Mit unseren Fahrrädern fuhren wir zu der alten Hütte. Vor der Tür warf Adam sein Rad ins Gras und sah mich mit ernstem Blick an.
>Du weißt, was ich dir versprochen habe? Vor ein paar Wochen, als die Sache mit dieser kleinen Schlampe passiert ist.<
Ich wusste natürlich, wen er meinte und nickte. Und ich wusste auch noch, was er mir damals versprochen hatte. Eine üble Vorahnung beschlich mich.

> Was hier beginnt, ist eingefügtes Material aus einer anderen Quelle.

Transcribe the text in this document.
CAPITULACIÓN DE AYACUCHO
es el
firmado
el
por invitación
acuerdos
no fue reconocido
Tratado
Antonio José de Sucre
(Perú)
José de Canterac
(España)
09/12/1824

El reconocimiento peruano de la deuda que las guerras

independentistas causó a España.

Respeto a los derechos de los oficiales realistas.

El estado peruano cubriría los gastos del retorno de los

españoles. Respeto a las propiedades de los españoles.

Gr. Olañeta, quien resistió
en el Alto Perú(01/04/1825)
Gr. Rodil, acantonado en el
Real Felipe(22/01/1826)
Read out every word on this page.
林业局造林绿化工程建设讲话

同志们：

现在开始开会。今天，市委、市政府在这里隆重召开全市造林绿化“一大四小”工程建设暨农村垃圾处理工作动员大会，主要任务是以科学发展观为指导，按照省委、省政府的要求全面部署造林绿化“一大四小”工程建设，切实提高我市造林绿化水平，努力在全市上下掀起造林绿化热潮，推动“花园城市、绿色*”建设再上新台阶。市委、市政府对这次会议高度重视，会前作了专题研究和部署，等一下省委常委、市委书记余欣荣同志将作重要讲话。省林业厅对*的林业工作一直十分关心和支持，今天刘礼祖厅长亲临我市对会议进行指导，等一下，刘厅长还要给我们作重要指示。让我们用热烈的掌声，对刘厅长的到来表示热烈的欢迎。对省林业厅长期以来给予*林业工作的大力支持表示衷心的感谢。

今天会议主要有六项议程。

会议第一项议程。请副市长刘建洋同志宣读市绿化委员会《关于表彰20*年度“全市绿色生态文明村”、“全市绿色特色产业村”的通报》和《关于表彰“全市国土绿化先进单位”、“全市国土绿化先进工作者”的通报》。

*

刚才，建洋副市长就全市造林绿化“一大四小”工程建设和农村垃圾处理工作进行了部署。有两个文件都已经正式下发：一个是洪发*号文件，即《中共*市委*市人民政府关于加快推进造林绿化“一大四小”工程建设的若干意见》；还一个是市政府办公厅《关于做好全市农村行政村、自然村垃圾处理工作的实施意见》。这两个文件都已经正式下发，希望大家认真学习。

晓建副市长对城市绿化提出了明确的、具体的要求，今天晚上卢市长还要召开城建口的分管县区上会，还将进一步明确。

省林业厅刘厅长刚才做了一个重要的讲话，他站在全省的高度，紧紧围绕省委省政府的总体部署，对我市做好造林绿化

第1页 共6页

>Ich hab sie dir besorgt<, sagte er. Obwohl er mein Bruder war, machte sein Lächeln mir plötzlich Angst. Ich wusste, dass er manchmal ausrastete und die Kontrolle über sich verlor. Aber seitdem er von unserem Kinderarzt irgendwelche Medikamente dagegen bekommen hatte, war es eigentlich besser geworden.
>Was meinst du damit?< Ich sah ihn fragend an.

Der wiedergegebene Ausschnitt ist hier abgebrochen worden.